Mas como exprimir, por meio de um relato ou de outro procedimento textual qualquer, “o que realmente se passou”? O acontecimento histórico faz parte de um todo cujo significado não pode ser depreendido se não se leva em conta o que os atores humanos tinham no espírito quando intervinham para fazer e sofrer a história: seus objetivos, suas esperanças, suas ilusões, seus erros de interpretação. Nesse sentido, o testemunho dos atores, mesmo em suas distorções e às vezes graças a suas distorções, traz ao historiador uma dimensão que ele tem dificuldade de apreender se o afasta. Chega sempre um momento em que ele deve, para compreender, colocar-se na pele daqueles para os quais a sucessão dos acontecimentos não foi história, mas o cotidiano dramático. Não se pode isolar o acontecimento de seu contexto e dos atores que o viveram. O acontecimento forma um bloco.

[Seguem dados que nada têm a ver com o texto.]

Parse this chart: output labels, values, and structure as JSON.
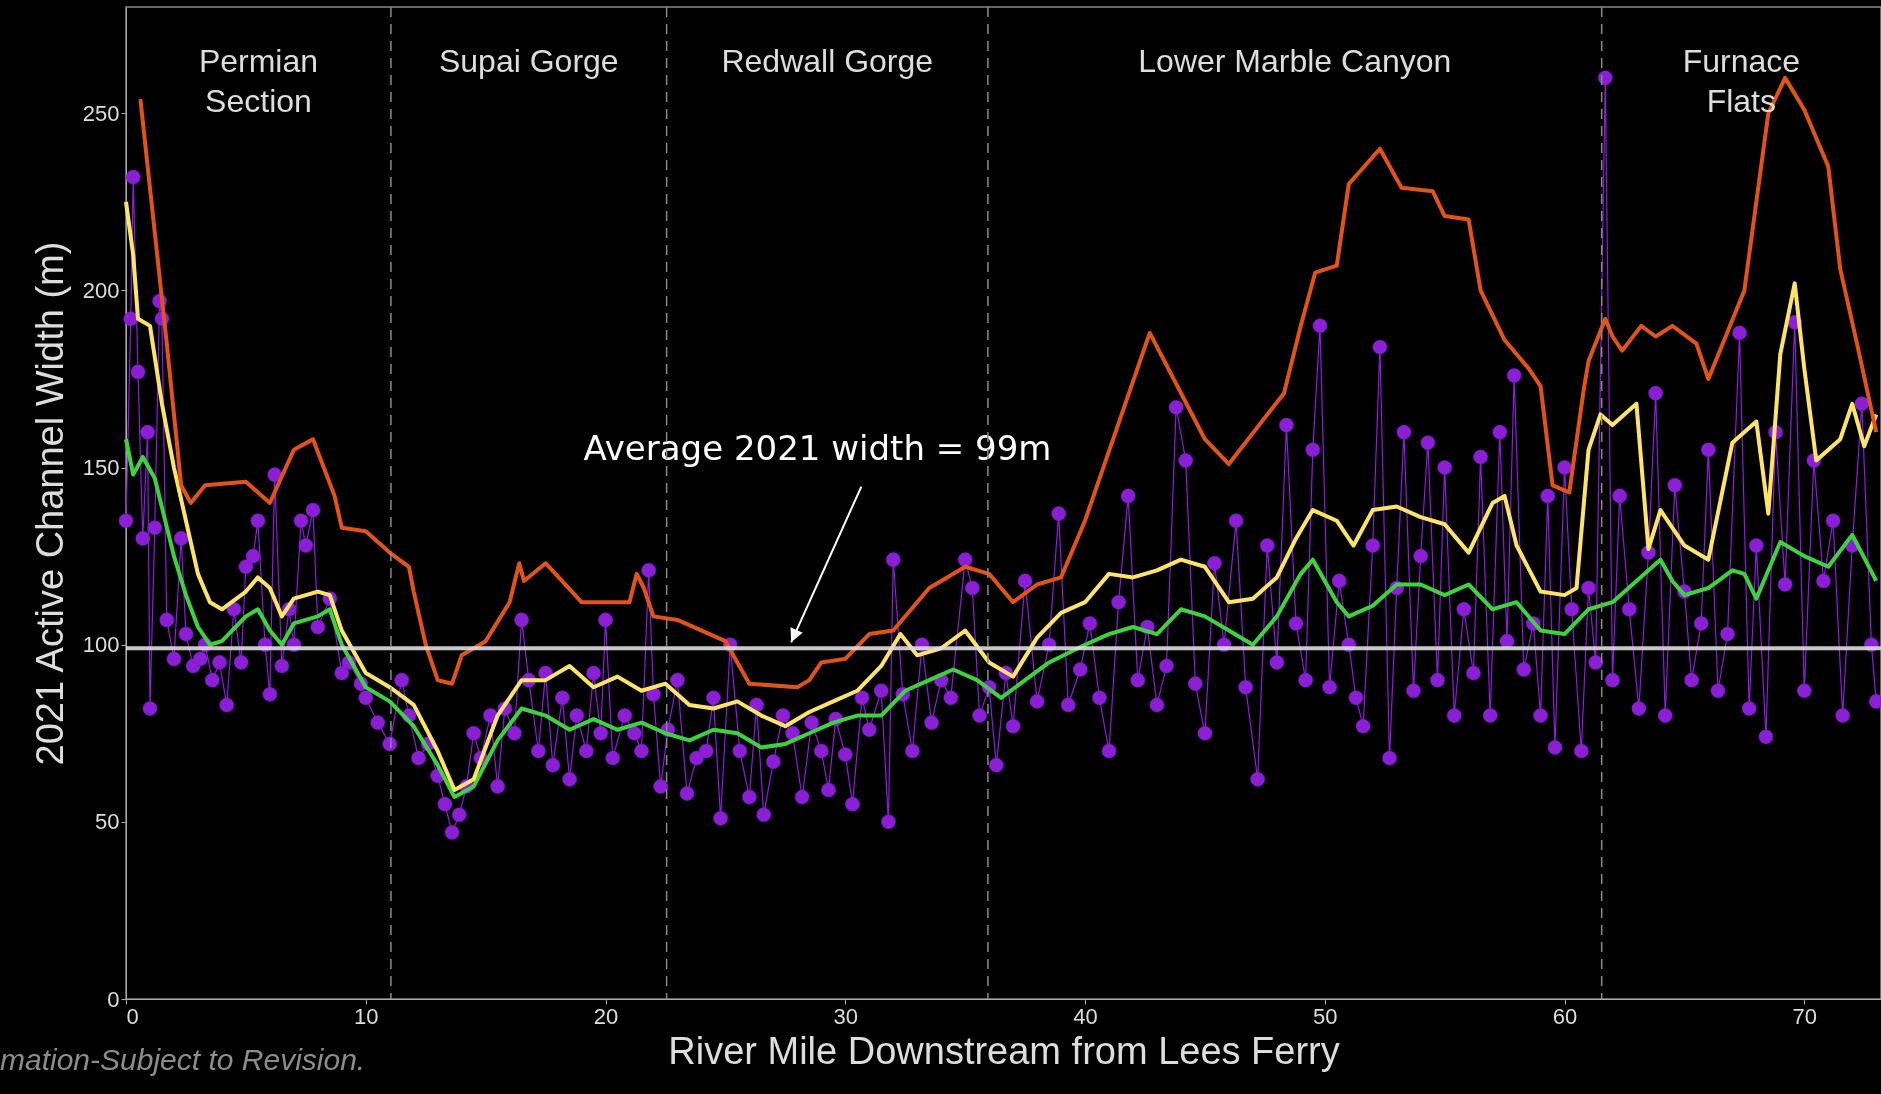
{
  "chart_data": {
    "type": "line",
    "xlabel": "River Mile Downstream from Lees Ferry",
    "ylabel": "2021 Active Channel Width (m)",
    "xlim": [
      0,
      73.2
    ],
    "ylim": [
      0,
      280
    ],
    "xticks": [
      0,
      10,
      20,
      30,
      40,
      50,
      60,
      70
    ],
    "yticks": [
      0,
      50,
      100,
      150,
      200,
      250
    ],
    "grid": false,
    "series": [
      {
        "marker": "circle",
        "color": "#8a1fd6",
        "x": [
          0,
          0.2,
          0.3,
          0.5,
          0.7,
          0.9,
          1.0,
          1.2,
          1.4,
          1.5,
          1.7,
          2.0,
          2.3,
          2.5,
          2.8,
          3.1,
          3.3,
          3.6,
          3.9,
          4.2,
          4.5,
          4.8,
          5.0,
          5.3,
          5.5,
          5.8,
          6.0,
          6.2,
          6.5,
          6.8,
          7.0,
          7.3,
          7.5,
          7.8,
          8.0,
          8.5,
          9.0,
          9.3,
          9.8,
          10.0,
          10.5,
          11.0,
          11.5,
          11.8,
          12.2,
          12.6,
          13.0,
          13.3,
          13.6,
          13.9,
          14.2,
          14.5,
          14.8,
          15.2,
          15.5,
          15.8,
          16.2,
          16.5,
          16.8,
          17.2,
          17.5,
          17.8,
          18.2,
          18.5,
          18.8,
          19.2,
          19.5,
          19.8,
          20.0,
          20.3,
          20.8,
          21.2,
          21.5,
          21.8,
          22.0,
          22.3,
          22.6,
          23.0,
          23.4,
          23.8,
          24.2,
          24.5,
          24.8,
          25.2,
          25.6,
          26.0,
          26.3,
          26.6,
          27.0,
          27.4,
          27.8,
          28.2,
          28.6,
          29.0,
          29.3,
          29.6,
          30.0,
          30.3,
          30.7,
          31.0,
          31.5,
          31.8,
          32.0,
          32.4,
          32.8,
          33.2,
          33.6,
          34.0,
          34.4,
          35.0,
          35.3,
          35.6,
          36.0,
          36.3,
          36.7,
          37.0,
          37.5,
          38.0,
          38.5,
          38.9,
          39.3,
          39.8,
          40.2,
          40.6,
          41.0,
          41.4,
          41.8,
          42.2,
          42.6,
          43.0,
          43.4,
          43.8,
          44.2,
          44.6,
          45.0,
          45.4,
          45.8,
          46.3,
          46.7,
          47.2,
          47.6,
          48.0,
          48.4,
          48.8,
          49.2,
          49.5,
          49.8,
          50.2,
          50.6,
          51.0,
          51.3,
          51.6,
          52.0,
          52.3,
          52.7,
          53.0,
          53.3,
          53.7,
          54.0,
          54.3,
          54.7,
          55.0,
          55.4,
          55.8,
          56.2,
          56.5,
          56.9,
          57.3,
          57.6,
          57.9,
          58.3,
          58.7,
          59.0,
          59.3,
          59.6,
          60.0,
          60.3,
          60.7,
          61.0,
          61.3,
          61.7,
          62.0,
          62.3,
          62.7,
          63.1,
          63.5,
          63.8,
          64.2,
          64.6,
          65.0,
          65.3,
          65.7,
          66.0,
          66.4,
          66.8,
          67.3,
          67.7,
          68.0,
          68.4,
          68.8,
          69.2,
          69.6,
          70.0,
          70.4,
          70.8,
          71.2,
          71.6,
          72.0,
          72.4,
          72.8,
          73.0
        ],
        "values": [
          135,
          192,
          232,
          177,
          130,
          160,
          82,
          133,
          197,
          192,
          107,
          96,
          130,
          103,
          94,
          96,
          100,
          90,
          95,
          83,
          110,
          95,
          122,
          125,
          135,
          100,
          86,
          148,
          94,
          110,
          100,
          135,
          128,
          138,
          105,
          113,
          92,
          95,
          89,
          85,
          78,
          72,
          90,
          80,
          68,
          72,
          63,
          55,
          47,
          52,
          60,
          75,
          68,
          80,
          60,
          82,
          75,
          107,
          90,
          70,
          92,
          66,
          85,
          62,
          80,
          70,
          92,
          75,
          107,
          68,
          80,
          75,
          70,
          121,
          86,
          60,
          76,
          90,
          58,
          68,
          70,
          85,
          51,
          100,
          70,
          57,
          83,
          52,
          67,
          80,
          75,
          57,
          78,
          70,
          59,
          79,
          69,
          55,
          85,
          76,
          87,
          50,
          124,
          86,
          70,
          100,
          78,
          90,
          85,
          124,
          116,
          80,
          88,
          66,
          92,
          77,
          118,
          84,
          100,
          137,
          83,
          93,
          106,
          85,
          70,
          112,
          142,
          90,
          105,
          83,
          94,
          167,
          152,
          89,
          75,
          123,
          100,
          135,
          88,
          62,
          128,
          95,
          162,
          106,
          90,
          155,
          190,
          88,
          118,
          100,
          85,
          77,
          128,
          184,
          68,
          116,
          160,
          87,
          125,
          157,
          90,
          150,
          80,
          110,
          92,
          153,
          80,
          160,
          101,
          176,
          93,
          106,
          80,
          142,
          71,
          150,
          110,
          70,
          116,
          95,
          260,
          90,
          142,
          110,
          82,
          126,
          171,
          80,
          145,
          115,
          90,
          106,
          155,
          87,
          103,
          188,
          82,
          128,
          74,
          160,
          117,
          191,
          87,
          152,
          118,
          135,
          80,
          128,
          168,
          100,
          84
        ]
      },
      {
        "color": "#3fd23f",
        "x": [
          0,
          0.3,
          0.7,
          1.2,
          2,
          2.5,
          3,
          3.5,
          4,
          5,
          5.5,
          6,
          6.5,
          7,
          8,
          8.5,
          9,
          10,
          11,
          12,
          13,
          13.7,
          14.5,
          15.5,
          16.5,
          17.5,
          18.5,
          19.5,
          20.5,
          21.5,
          22.5,
          23.5,
          24.5,
          25.5,
          26.5,
          27.5,
          28.5,
          29.5,
          30.5,
          31.5,
          32.5,
          33.5,
          34.5,
          35.5,
          36.5,
          37.5,
          38.5,
          40,
          41,
          42,
          43,
          44,
          45,
          46,
          47,
          48,
          49,
          49.5,
          50.5,
          51,
          52,
          53,
          54,
          55,
          56,
          57,
          58,
          59,
          60,
          61,
          62,
          63,
          64,
          64.5,
          65,
          66,
          67,
          67.5,
          68,
          69,
          70,
          71,
          72,
          73
        ],
        "values": [
          158,
          148,
          153,
          147,
          125,
          114,
          105,
          100,
          101,
          108,
          110,
          104,
          100,
          106,
          108,
          110,
          100,
          88,
          84,
          77,
          66,
          57,
          60,
          73,
          82,
          80,
          76,
          79,
          76,
          78,
          75,
          73,
          76,
          75,
          71,
          72,
          75,
          78,
          80,
          80,
          87,
          90,
          93,
          90,
          85,
          90,
          95,
          100,
          103,
          105,
          103,
          110,
          108,
          104,
          100,
          108,
          120,
          124,
          112,
          108,
          111,
          117,
          117,
          114,
          117,
          110,
          112,
          104,
          103,
          110,
          112,
          118,
          124,
          118,
          114,
          116,
          121,
          120,
          113,
          129,
          125,
          122,
          131,
          118
        ]
      },
      {
        "color": "#ffe46a",
        "x": [
          0,
          0.3,
          0.5,
          1,
          1.5,
          2,
          2.5,
          3,
          3.5,
          4,
          5,
          5.5,
          6,
          6.5,
          7,
          8,
          8.5,
          9,
          10,
          11,
          12,
          13,
          13.7,
          14.5,
          15.5,
          16.5,
          17.5,
          18.5,
          19.5,
          20.5,
          21.5,
          22.5,
          23.5,
          24.5,
          25.5,
          26.5,
          27.5,
          28.5,
          29.5,
          30.5,
          31.5,
          32.3,
          33,
          34,
          35,
          36,
          37,
          38,
          39,
          40,
          41,
          42,
          43,
          44,
          45,
          46,
          47,
          48,
          48.8,
          49.5,
          50.5,
          51.2,
          52,
          53,
          54,
          55,
          56,
          57,
          57.5,
          58,
          59,
          60,
          60.5,
          61,
          61.5,
          62,
          63,
          63.5,
          64,
          65,
          66,
          67,
          68,
          68.5,
          69,
          69.6,
          70,
          70.5,
          71.5,
          72,
          72.5,
          73
        ],
        "values": [
          225,
          210,
          192,
          190,
          168,
          150,
          135,
          120,
          112,
          110,
          115,
          119,
          116,
          108,
          113,
          115,
          114,
          104,
          92,
          88,
          83,
          70,
          59,
          62,
          80,
          90,
          90,
          94,
          88,
          91,
          87,
          89,
          83,
          82,
          84,
          80,
          77,
          81,
          84,
          87,
          94,
          103,
          97,
          99,
          104,
          95,
          91,
          102,
          109,
          112,
          120,
          119,
          121,
          124,
          122,
          112,
          113,
          119,
          130,
          138,
          135,
          128,
          138,
          139,
          136,
          134,
          126,
          140,
          142,
          128,
          115,
          114,
          116,
          155,
          165,
          162,
          168,
          127,
          138,
          128,
          124,
          157,
          163,
          137,
          182,
          202,
          178,
          152,
          158,
          168,
          156,
          165
        ]
      },
      {
        "color": "#e0541a",
        "x": [
          0.6,
          1.7,
          2.3,
          2.7,
          3.3,
          5,
          6,
          7,
          7.8,
          8.7,
          9,
          10,
          11,
          11.8,
          12,
          12.5,
          13,
          13.6,
          14,
          15,
          16,
          16.4,
          16.6,
          17.5,
          19,
          21,
          21.3,
          21.6,
          22,
          23,
          25,
          26,
          28,
          28.5,
          29,
          30,
          31,
          32,
          33.5,
          34,
          35,
          36,
          37,
          38,
          39,
          40,
          42.7,
          45,
          46,
          48.3,
          49,
          49.6,
          50.5,
          51,
          52.3,
          53.2,
          54.5,
          55,
          56,
          56.5,
          57.5,
          58.5,
          59,
          59.5,
          60.2,
          60.8,
          61,
          61.7,
          62,
          62.4,
          63.2,
          63.8,
          64.5,
          65.5,
          66,
          67.5,
          68.5,
          69.2,
          70,
          71,
          71.5,
          72.2,
          73
        ],
        "values": [
          254,
          185,
          145,
          140,
          145,
          146,
          140,
          155,
          158,
          142,
          133,
          132,
          126,
          122,
          115,
          100,
          90,
          89,
          97,
          101,
          112,
          123,
          118,
          123,
          112,
          112,
          120,
          116,
          108,
          107,
          101,
          89,
          88,
          90,
          95,
          96,
          103,
          104,
          116,
          118,
          122,
          120,
          112,
          117,
          119,
          135,
          188,
          158,
          151,
          171,
          190,
          205,
          207,
          230,
          240,
          229,
          228,
          221,
          220,
          200,
          186,
          178,
          173,
          145,
          143,
          172,
          180,
          192,
          187,
          183,
          190,
          187,
          190,
          185,
          175,
          200,
          250,
          260,
          251,
          235,
          206,
          185,
          160
        ]
      }
    ],
    "ref_lines": [
      {
        "axis": "y",
        "value": 99,
        "color": "#dddddd",
        "line_style": "solid",
        "label": "Average 2021 width = 99m"
      },
      {
        "axis": "x",
        "value": 11.05,
        "color": "#8a8a8a",
        "line_style": "dashed"
      },
      {
        "axis": "x",
        "value": 22.55,
        "color": "#8a8a8a",
        "line_style": "dashed"
      },
      {
        "axis": "x",
        "value": 35.95,
        "color": "#8a8a8a",
        "line_style": "dashed"
      },
      {
        "axis": "x",
        "value": 61.55,
        "color": "#8a8a8a",
        "line_style": "dashed"
      }
    ],
    "annotations": [
      "Permian\nSection",
      "Supai Gorge",
      "Redwall Gorge",
      "Lower Marble Canyon",
      "Furnace\nFlats",
      "mation-Subject to Revision."
    ]
  }
}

Foi o que tentei fazer compreender quando trabalhei sobre a memória. Há memórias individuais dos atores, e há a memória social: de que maneira um grupo, por lugares de memória ou por comemorações, filmes, tradições escritas ou orais, constitui para si uma memória do que o precedeu, o outrora, o passado, distante ou próximo. Isso dá lugar a memórias diferentes. Para tomar o exemplo da França, ali se encontram memórias de Joana d’Arc bem diferentes umas das outras. Os grupos, as correntes de pensamento francês, as classes sociais não tem todos a mesma memória de Joana d’Arc. Essas memórias individuais e coletivas reconstroem o passado.
[…]
Não sou neurologista, mas sei que, às vezes, as lembranças nos voltam dando-nos esse vivo sentimento de imediatidade. Contudo, inclino-me a pensar que todas as lembranças são o efeito de operações mentais, de uma reconstituição, que a memória individual reconstrói e não pára de reconstruir suas lembranças. É claro que a memória coletiva as fabrica e as modifica. E a memória do historiador não opera diferentemente, apesar de a finalidade dessa reconstrução não ser a mesma, já que ela se submete às regras da disciplina científica. Penso também que há uma história da memória. Como muitas das atividades mentais ou das funções psicológicas do homem, a memória não é imutavel.
Há, portanto uma história da memória. Mas, seja ela individual, social ou histórica, trata-se sempre de uma construção complexa, e não de uma coincidência imediata com um passado concluído.”